Marketing: Six Sigma vs Blue Ocean Strategy
In order to succeed in a capitalistic society, a business must have a defined edge over its competition. Companies go to great lengths in order to develop their competitive edge. It may be the technological advancement of its products or services, its cutting-edge marketing programs, or the way it recruits its employees. These are examples of the common areas that most companies seek to build, define, and expand their edge over competition. Another way that businesses seek to develop an edge is in their actual strategy, and two of the most popular business strategies in operation today are the 6 Sigma Strategy and the Blue Ocean Strategy. Both of these business strategies have gained widespread traction in the business world over the last 10 years. Although they are both effective, they are different, and depending on a company’s primary operations and objectives, one may be a better fit than the other.
Blue Ocean strategyThe “Blue Ocean Strategy” is based on a business strategy book released in 2005 by authors W. Chan Kim and Renée Mauborgne of The Blue Ocean Strategy Institute at INSEAD. The basic idea behind the Blue Ocean Strategy is that an organization may experience higher growth and increased profits by creating new demand in an uncontested market space instead of trying to compete in a market space that is already overcrowded with competitors. Blue Ocean seeks to capitalize on the most basic premises of economic theory which is supply and demand. Is it easier to generate profit in a market that is full of sellers, or in a market in which your company is the only seller. The answer, of course, is in a market where you are the only seller. The challenge in the Blue Ocean Strategy, though, is creating this new demand. Creating is not easy. It requires innovation, creativity, and strong vision. It may be very difficult to establish market share at first in a new market space, but once the difficult first steps are taken, a company can increase profits and growth at exceptional levels. There are four basic principles in the Blue Ocean Strategy that must be adopted by a company: The uncontested market space must be created by:
1-Expanding market boundaries.
2.Focusing on the Big Picture
3.Reaching beyond the existing demand and
4. Establishing and implementing the correct strategic sequence.
Blue Ocean strategy explains that a Red Ocean is where competition already exists. The term Red Ocean is used to denote that is where companies fight each other in a plethora of ruthless and even unethical ways in order to gain an edge over the competition and capitalize on the market. The term red is used to symbolize blood in the water from all the fighting.
The Blue Oceans, however, are where the water is clear. No one has been there, the market is open, and competition is scarce. Instead of trying to find all of one’s market in the Red Oceans that are infested with other companies, a company may do better to venture out into the Blue Oceans in order to find clean water and fresh markets.
Six SigmaThe business acumen of Asian companies has gained widespread respect throughout the world in the last 20 years.

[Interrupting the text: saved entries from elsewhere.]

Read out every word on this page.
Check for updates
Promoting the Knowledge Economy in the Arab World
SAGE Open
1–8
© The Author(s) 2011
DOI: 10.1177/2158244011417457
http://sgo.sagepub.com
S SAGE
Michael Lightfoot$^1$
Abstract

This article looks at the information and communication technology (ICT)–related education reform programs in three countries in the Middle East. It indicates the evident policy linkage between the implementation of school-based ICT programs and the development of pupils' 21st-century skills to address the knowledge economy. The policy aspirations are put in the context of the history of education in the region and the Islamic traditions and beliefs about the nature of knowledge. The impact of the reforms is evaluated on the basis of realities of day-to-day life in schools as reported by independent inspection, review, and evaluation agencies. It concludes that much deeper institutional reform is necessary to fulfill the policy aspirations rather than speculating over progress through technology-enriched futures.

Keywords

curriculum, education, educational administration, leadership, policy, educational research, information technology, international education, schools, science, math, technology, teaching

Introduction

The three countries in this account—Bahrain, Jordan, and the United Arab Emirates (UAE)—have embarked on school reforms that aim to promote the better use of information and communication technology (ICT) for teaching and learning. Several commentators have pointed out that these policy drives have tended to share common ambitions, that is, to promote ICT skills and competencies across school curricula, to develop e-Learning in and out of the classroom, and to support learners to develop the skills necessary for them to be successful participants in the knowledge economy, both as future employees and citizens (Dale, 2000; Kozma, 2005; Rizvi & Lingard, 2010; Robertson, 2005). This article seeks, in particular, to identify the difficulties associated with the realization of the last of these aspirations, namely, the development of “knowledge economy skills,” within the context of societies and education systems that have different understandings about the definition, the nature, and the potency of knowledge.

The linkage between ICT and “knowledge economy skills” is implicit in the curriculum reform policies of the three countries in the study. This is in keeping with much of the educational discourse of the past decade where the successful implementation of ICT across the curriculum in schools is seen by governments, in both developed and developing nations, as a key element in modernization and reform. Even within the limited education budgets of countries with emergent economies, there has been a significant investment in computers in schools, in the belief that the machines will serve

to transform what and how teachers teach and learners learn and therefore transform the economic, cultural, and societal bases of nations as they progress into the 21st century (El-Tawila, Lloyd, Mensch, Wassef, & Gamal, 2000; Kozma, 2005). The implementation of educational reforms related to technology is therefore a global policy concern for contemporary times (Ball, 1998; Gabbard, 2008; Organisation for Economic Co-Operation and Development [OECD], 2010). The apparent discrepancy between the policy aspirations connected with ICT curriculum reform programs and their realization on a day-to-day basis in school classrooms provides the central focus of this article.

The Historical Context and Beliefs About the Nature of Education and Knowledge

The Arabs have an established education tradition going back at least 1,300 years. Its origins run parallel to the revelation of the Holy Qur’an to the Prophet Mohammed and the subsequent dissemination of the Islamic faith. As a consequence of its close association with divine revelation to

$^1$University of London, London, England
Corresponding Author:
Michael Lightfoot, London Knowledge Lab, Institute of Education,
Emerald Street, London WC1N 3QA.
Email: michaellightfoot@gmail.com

Not only do they often know how to make profits, but companies such as Toyota and Motorola who practice Six Sigma are recognized as world leaders in company management and business practices. The 6 Sigma business strategy is a business management strategy originally developed by Motorola in 1981, and throughout the last 20 years, this business strategy has been adopted by countless companies in the United States. 6 Sigma’s primary objective is to improve the quality of process outputs by identifying and removing the causes of defects, or errors, and minimizing variability in manufacturing and business processes. 6 Sigma actually creates an infrastructure within an organization of people who are experts in various 6 Sigma principles. These people are recognized by colored belts, similar to karate. Different businesses will find each strategy unique Due to its very basic and comprehensible approach, 6 Sigma will generally be much more attractive to businesses that are heavily involved in manufacturing. While a business that is not in manufacturing may still find benefit with the 6 Sigma Strategies, it is without a doubt, most effective in companies that are manufacturers. While Six Sigma is great for optimizing existing processes, it can sometimes inhibit the development of new products and markets. To start thinking outside of the box, you might want to create a blue ocean strategy.
The Blue Ocean Strategy, however, is a bit more applicable to wide array of business types. Companies that may find Blue Ocean most applicable are technology companies or companies that are able to easily innovate their products. Innovation is a key component of this business strategy, and therefore companies that are able to innovate product development in basic and creative ways may find it easier and more productive to adopt the Blue Ocean Strategy.